Protein Snack Packs filled with hard-boiled eggs, almonds, hummus, and crunchy veggies. An easy and delicious lunchtime meal-prep solution perfect for any protein lover, these fantastic little protein snack packs are perfect for school lunches, post-workout snacks, or picnics in the park.
High Protein Snacks for Easy Lunch Time Meal Prep
We’ve all been there- Monday rolls around, you forgot to plan lunches and snacks for the week and the rest of the week is complete madness filled with take-out and junk food.
Ok, I exaggerate…
But one thing I have learned since meal prepping is that I am a much happier, healthier, and more productive mom, wife, and overall human being when I don’t have to think about what I’m going to prepare and feed my family multiple times each day.
One of the easiest things I have started meal-prepping is snacks and lunches. I’ve found that an assortment of different foods and textures, as well as a focus on snacks high in protein, is key when planning your own lunch or snack packs.
Here are some of my favorite additions when making my own snack packs:
- Cheese cubes or string cheese
- Cherry tomatoes
- Hard-boiled eggs
- Deli meat
- Leftover chicken
- Chicken salad
- Sugar snap peas
- Mixed nuts
- Beef or turkey jerky
- Chickpeas (garbanzo beans)
Reasons to Try Making your own Meal Prep Snack Packs
- They’re not just for lunch. They really should be called the “anytime snack packs” since you can grab one anytime: lunch, post-workout, dinner, road trips, etc.
- Low in sugar. Filled with lots of high-protein goodies like hardboiled egg and deli meat and crunchy veggies to dip in hummus, I skipped the crackers and sugar-filled treats.
- They are so super easy to make. And even easier if you purchase eggs that have already been hardboiled and peeled or have some leftover chicken sitting in the refrigerator. Simply divide between trays and call it a day.
- Kids love them. Ok, I take that back…my child loves them. At least, he loves the meat, cheese, hummus, sugar snap peas, egg, and nuts (sometimes).
- Easily customizable. Don’t let me hold you back. If you want to add crackers or fruit or anything else that YOU love, do it!
Snack Pack Tools and Equipment
Meal Prep Bowls: These are my recommendations.
- Glass Meal Prep Containers with 2 Compartments– Having two compartments is perfect if you prefer to keep flavors separate from each other, or you want to prevent a sauce from making something soggy. These glass meal prep containers are freezable, microwavable, and dishwasher safe.
- Glass Meal Prep Containers with 1 Compartment– One giant compartment perfect for burrito bowls, leftover pasta, or this chicken fajita meal prep idea.
- For non-glass options, you can try these BPA-free Bowls or Single Compartment Containers.
Other Recommended Items:
- Plastic cups with lids– (if anyone knows of a more planet-friendly option, please let me know) – these little cups will keep things like salad dressing, sour cream, guacamole, etc. separate from the other food. This is especially important when meal prepping salad bowls as the last thing you want for lunch is soggy lettuce.
- Spork– Attach one to your keychain or backpack and take it everywhere.

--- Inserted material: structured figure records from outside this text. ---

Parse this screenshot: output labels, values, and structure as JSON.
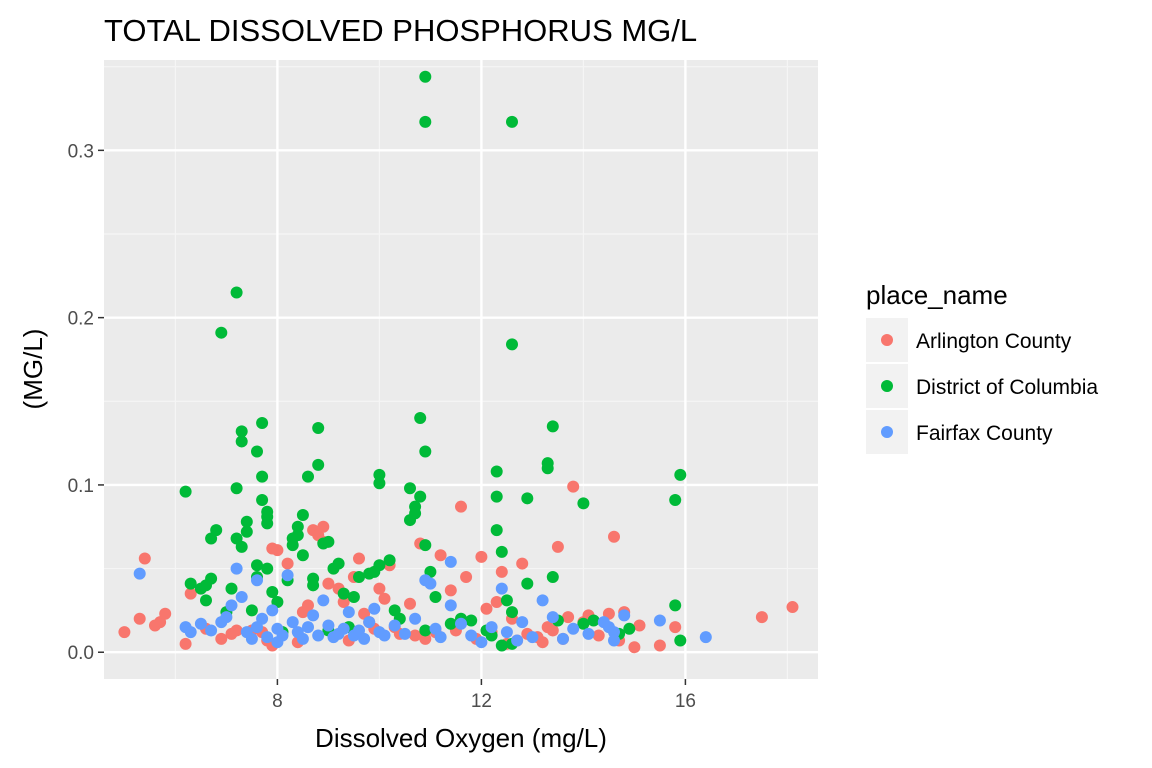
{
  "chart_data": {
    "type": "scatter",
    "title": "TOTAL DISSOLVED PHOSPHORUS MG/L",
    "xlabel": "Dissolved Oxygen (mg/L)",
    "ylabel": "(MG/L)",
    "xlim": [
      4.6,
      18.6
    ],
    "ylim": [
      -0.016,
      0.354
    ],
    "xticks": [
      8,
      12,
      16
    ],
    "xtick_labels": [
      "8",
      "12",
      "16"
    ],
    "yticks": [
      0.0,
      0.1,
      0.2,
      0.3
    ],
    "ytick_labels": [
      "0.0",
      "0.1",
      "0.2",
      "0.3"
    ],
    "grid": true,
    "legend": {
      "title": "place_name",
      "position": "right",
      "entries": [
        "Arlington County",
        "District of Columbia",
        "Fairfax County"
      ]
    },
    "series": [
      {
        "name": "Arlington County",
        "color": "#F8766D",
        "points": [
          [
            5.0,
            0.012
          ],
          [
            5.3,
            0.02
          ],
          [
            5.4,
            0.056
          ],
          [
            5.6,
            0.016
          ],
          [
            5.7,
            0.018
          ],
          [
            5.8,
            0.023
          ],
          [
            6.2,
            0.005
          ],
          [
            6.3,
            0.035
          ],
          [
            6.6,
            0.014
          ],
          [
            6.9,
            0.008
          ],
          [
            7.1,
            0.011
          ],
          [
            7.2,
            0.013
          ],
          [
            7.5,
            0.013
          ],
          [
            7.7,
            0.012
          ],
          [
            7.8,
            0.007
          ],
          [
            7.9,
            0.004
          ],
          [
            7.9,
            0.062
          ],
          [
            8.0,
            0.061
          ],
          [
            8.2,
            0.053
          ],
          [
            8.4,
            0.006
          ],
          [
            8.5,
            0.024
          ],
          [
            8.6,
            0.028
          ],
          [
            8.7,
            0.073
          ],
          [
            8.8,
            0.07
          ],
          [
            8.9,
            0.075
          ],
          [
            8.9,
            0.066
          ],
          [
            9.0,
            0.041
          ],
          [
            9.2,
            0.038
          ],
          [
            9.3,
            0.03
          ],
          [
            9.4,
            0.007
          ],
          [
            9.6,
            0.056
          ],
          [
            9.7,
            0.023
          ],
          [
            9.8,
            0.018
          ],
          [
            9.9,
            0.014
          ],
          [
            10.0,
            0.038
          ],
          [
            10.1,
            0.032
          ],
          [
            10.2,
            0.052
          ],
          [
            10.3,
            0.015
          ],
          [
            10.4,
            0.011
          ],
          [
            10.6,
            0.029
          ],
          [
            10.7,
            0.01
          ],
          [
            10.9,
            0.008
          ],
          [
            11.1,
            0.012
          ],
          [
            11.2,
            0.058
          ],
          [
            11.4,
            0.037
          ],
          [
            11.5,
            0.013
          ],
          [
            11.6,
            0.087
          ],
          [
            11.7,
            0.045
          ],
          [
            11.9,
            0.008
          ],
          [
            12.0,
            0.057
          ],
          [
            12.1,
            0.026
          ],
          [
            12.2,
            0.012
          ],
          [
            12.3,
            0.03
          ],
          [
            12.4,
            0.048
          ],
          [
            12.6,
            0.02
          ],
          [
            12.7,
            0.007
          ],
          [
            12.8,
            0.053
          ],
          [
            12.9,
            0.011
          ],
          [
            13.1,
            0.009
          ],
          [
            13.2,
            0.006
          ],
          [
            13.4,
            0.013
          ],
          [
            13.5,
            0.063
          ],
          [
            13.6,
            0.008
          ],
          [
            13.7,
            0.021
          ],
          [
            13.8,
            0.099
          ],
          [
            14.0,
            0.018
          ],
          [
            14.1,
            0.022
          ],
          [
            14.3,
            0.01
          ],
          [
            14.5,
            0.023
          ],
          [
            14.6,
            0.069
          ],
          [
            14.7,
            0.007
          ],
          [
            14.8,
            0.024
          ],
          [
            15.0,
            0.003
          ],
          [
            15.1,
            0.016
          ],
          [
            15.5,
            0.004
          ],
          [
            15.8,
            0.015
          ],
          [
            17.5,
            0.021
          ],
          [
            18.1,
            0.027
          ],
          [
            9.5,
            0.045
          ],
          [
            10.8,
            0.065
          ],
          [
            12.5,
            0.005
          ],
          [
            13.3,
            0.015
          ]
        ]
      },
      {
        "name": "District of Columbia",
        "color": "#00BA38",
        "points": [
          [
            6.2,
            0.096
          ],
          [
            6.3,
            0.041
          ],
          [
            6.5,
            0.038
          ],
          [
            6.6,
            0.04
          ],
          [
            6.6,
            0.031
          ],
          [
            6.7,
            0.044
          ],
          [
            6.7,
            0.068
          ],
          [
            6.8,
            0.073
          ],
          [
            6.9,
            0.191
          ],
          [
            7.0,
            0.024
          ],
          [
            7.1,
            0.038
          ],
          [
            7.2,
            0.068
          ],
          [
            7.2,
            0.098
          ],
          [
            7.2,
            0.215
          ],
          [
            7.3,
            0.132
          ],
          [
            7.3,
            0.126
          ],
          [
            7.3,
            0.063
          ],
          [
            7.4,
            0.078
          ],
          [
            7.4,
            0.072
          ],
          [
            7.5,
            0.025
          ],
          [
            7.6,
            0.12
          ],
          [
            7.6,
            0.052
          ],
          [
            7.6,
            0.045
          ],
          [
            7.7,
            0.137
          ],
          [
            7.7,
            0.105
          ],
          [
            7.7,
            0.091
          ],
          [
            7.8,
            0.081
          ],
          [
            7.8,
            0.084
          ],
          [
            7.8,
            0.077
          ],
          [
            7.8,
            0.05
          ],
          [
            7.9,
            0.036
          ],
          [
            8.0,
            0.03
          ],
          [
            8.1,
            0.012
          ],
          [
            8.2,
            0.043
          ],
          [
            8.3,
            0.064
          ],
          [
            8.4,
            0.075
          ],
          [
            8.4,
            0.07
          ],
          [
            8.5,
            0.082
          ],
          [
            8.5,
            0.058
          ],
          [
            8.6,
            0.105
          ],
          [
            8.7,
            0.044
          ],
          [
            8.7,
            0.04
          ],
          [
            8.8,
            0.112
          ],
          [
            8.8,
            0.134
          ],
          [
            8.9,
            0.065
          ],
          [
            9.0,
            0.066
          ],
          [
            9.1,
            0.05
          ],
          [
            9.2,
            0.053
          ],
          [
            9.3,
            0.035
          ],
          [
            9.4,
            0.015
          ],
          [
            9.5,
            0.033
          ],
          [
            9.6,
            0.045
          ],
          [
            9.8,
            0.047
          ],
          [
            9.9,
            0.048
          ],
          [
            10.0,
            0.101
          ],
          [
            10.0,
            0.106
          ],
          [
            10.2,
            0.055
          ],
          [
            10.3,
            0.025
          ],
          [
            10.4,
            0.02
          ],
          [
            10.6,
            0.098
          ],
          [
            10.6,
            0.079
          ],
          [
            10.7,
            0.083
          ],
          [
            10.7,
            0.087
          ],
          [
            10.8,
            0.14
          ],
          [
            10.8,
            0.093
          ],
          [
            10.9,
            0.064
          ],
          [
            10.9,
            0.12
          ],
          [
            11.0,
            0.048
          ],
          [
            11.1,
            0.033
          ],
          [
            10.9,
            0.317
          ],
          [
            10.9,
            0.344
          ],
          [
            12.6,
            0.317
          ],
          [
            12.6,
            0.184
          ],
          [
            11.4,
            0.017
          ],
          [
            11.6,
            0.02
          ],
          [
            11.8,
            0.019
          ],
          [
            12.1,
            0.013
          ],
          [
            12.2,
            0.01
          ],
          [
            12.3,
            0.108
          ],
          [
            12.3,
            0.093
          ],
          [
            12.3,
            0.073
          ],
          [
            12.4,
            0.06
          ],
          [
            12.5,
            0.031
          ],
          [
            12.6,
            0.024
          ],
          [
            12.9,
            0.092
          ],
          [
            12.9,
            0.041
          ],
          [
            13.3,
            0.113
          ],
          [
            13.3,
            0.11
          ],
          [
            13.4,
            0.135
          ],
          [
            13.4,
            0.045
          ],
          [
            13.5,
            0.019
          ],
          [
            14.0,
            0.089
          ],
          [
            14.0,
            0.017
          ],
          [
            14.2,
            0.019
          ],
          [
            14.7,
            0.011
          ],
          [
            14.9,
            0.014
          ],
          [
            15.8,
            0.091
          ],
          [
            15.8,
            0.028
          ],
          [
            15.9,
            0.106
          ],
          [
            15.9,
            0.007
          ],
          [
            12.4,
            0.004
          ],
          [
            12.6,
            0.005
          ],
          [
            10.9,
            0.013
          ],
          [
            8.3,
            0.068
          ],
          [
            9.0,
            0.013
          ],
          [
            10.0,
            0.052
          ]
        ]
      },
      {
        "name": "Fairfax County",
        "color": "#619CFF",
        "points": [
          [
            5.3,
            0.047
          ],
          [
            6.2,
            0.015
          ],
          [
            6.3,
            0.012
          ],
          [
            6.5,
            0.017
          ],
          [
            6.7,
            0.013
          ],
          [
            6.9,
            0.018
          ],
          [
            7.0,
            0.021
          ],
          [
            7.1,
            0.028
          ],
          [
            7.2,
            0.05
          ],
          [
            7.3,
            0.033
          ],
          [
            7.4,
            0.012
          ],
          [
            7.5,
            0.008
          ],
          [
            7.6,
            0.015
          ],
          [
            7.7,
            0.02
          ],
          [
            7.8,
            0.009
          ],
          [
            7.9,
            0.025
          ],
          [
            8.0,
            0.014
          ],
          [
            8.1,
            0.01
          ],
          [
            8.2,
            0.046
          ],
          [
            8.3,
            0.018
          ],
          [
            8.4,
            0.012
          ],
          [
            8.5,
            0.008
          ],
          [
            8.6,
            0.015
          ],
          [
            8.7,
            0.022
          ],
          [
            8.8,
            0.01
          ],
          [
            8.9,
            0.031
          ],
          [
            9.0,
            0.016
          ],
          [
            9.1,
            0.009
          ],
          [
            9.2,
            0.011
          ],
          [
            9.3,
            0.014
          ],
          [
            9.4,
            0.024
          ],
          [
            9.5,
            0.01
          ],
          [
            9.6,
            0.013
          ],
          [
            9.7,
            0.008
          ],
          [
            9.8,
            0.018
          ],
          [
            9.9,
            0.026
          ],
          [
            10.0,
            0.012
          ],
          [
            10.1,
            0.01
          ],
          [
            10.3,
            0.016
          ],
          [
            10.5,
            0.011
          ],
          [
            10.7,
            0.02
          ],
          [
            10.9,
            0.043
          ],
          [
            11.0,
            0.041
          ],
          [
            11.1,
            0.014
          ],
          [
            11.2,
            0.009
          ],
          [
            11.4,
            0.054
          ],
          [
            11.4,
            0.028
          ],
          [
            11.6,
            0.017
          ],
          [
            11.8,
            0.01
          ],
          [
            12.0,
            0.006
          ],
          [
            12.2,
            0.015
          ],
          [
            12.4,
            0.038
          ],
          [
            12.5,
            0.012
          ],
          [
            12.7,
            0.007
          ],
          [
            12.8,
            0.018
          ],
          [
            13.0,
            0.009
          ],
          [
            13.2,
            0.031
          ],
          [
            13.4,
            0.021
          ],
          [
            13.6,
            0.008
          ],
          [
            13.8,
            0.014
          ],
          [
            14.1,
            0.011
          ],
          [
            14.4,
            0.018
          ],
          [
            14.5,
            0.015
          ],
          [
            14.6,
            0.012
          ],
          [
            14.6,
            0.007
          ],
          [
            14.8,
            0.022
          ],
          [
            15.5,
            0.019
          ],
          [
            16.4,
            0.009
          ],
          [
            7.6,
            0.043
          ],
          [
            8.0,
            0.006
          ]
        ]
      }
    ]
  }
}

- Reusable Insulated Water Bottle– I have several different brands. I have carried the same Kleen Kanteen for years, but I love my Insulated Rtic Water Bottle because it keeps ice frozen forever.
- Silicone Reusable Straw
Looking for more delicious meal prep ideas? Try these reader favorites:
- Chicken Teriyaki Meal Prep
- Chicken Fajita Meal Prep Recipe
- Meal Prep: Chicken Shawarma Quinoa Bowls
- Curried Chicken Salad Meal Prep
- Meal Prep Skillet Kielbasa with Bell Peppers
- Buffalo Turkey Meatballs with Easy Meal Prep Bowls
Have you tried making your own high-protein snack packs?

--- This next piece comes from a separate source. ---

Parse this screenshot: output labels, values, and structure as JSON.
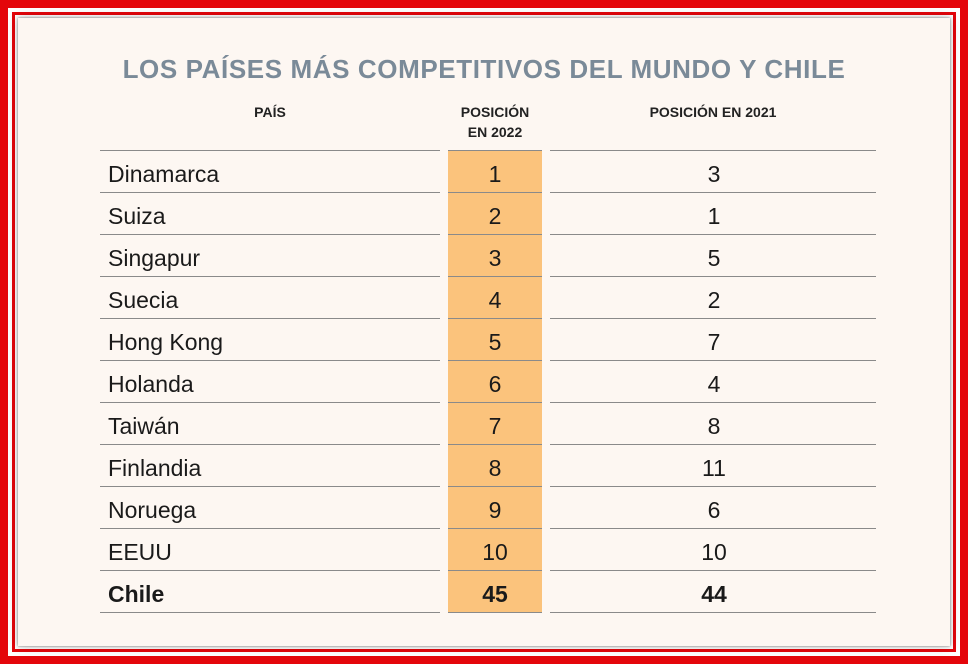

Tell me about it in the comments below! I always love to hear your thoughts. And tag me #theforkedspoon on Instagram if you’ve made any of my recipes, I always love to see what you’re cooking in the kitchen.
Protein Snack Pack - Lunch Meal Prep
- 1 1/4 cups hummus
- 1 1/4 cups mixed nuts
- 2 cups cheddar cheese (chopped into cubes)
- 12 ounces deli lunch meat
- 2 1/2 cups cherry tomatoes
- 2 1/2 cups sugar snap peas
- 1 large English cucumber (sliced)
- 5 eggs (hardboiled)
- Divide remaining ingredients- cheddar cheese, lunch meat, cherry tomatoes, sugar snap peas, English cucumber, and egg- among five Single Compartment Containers. Add one cup filled with hummus and one filled with nuts to each container. Seal and store in the refrigerator for up to 5 days. Enjoy!
(Nutrition information provided is an estimate and will vary based on cooking methods and specific brands of ingredients used.)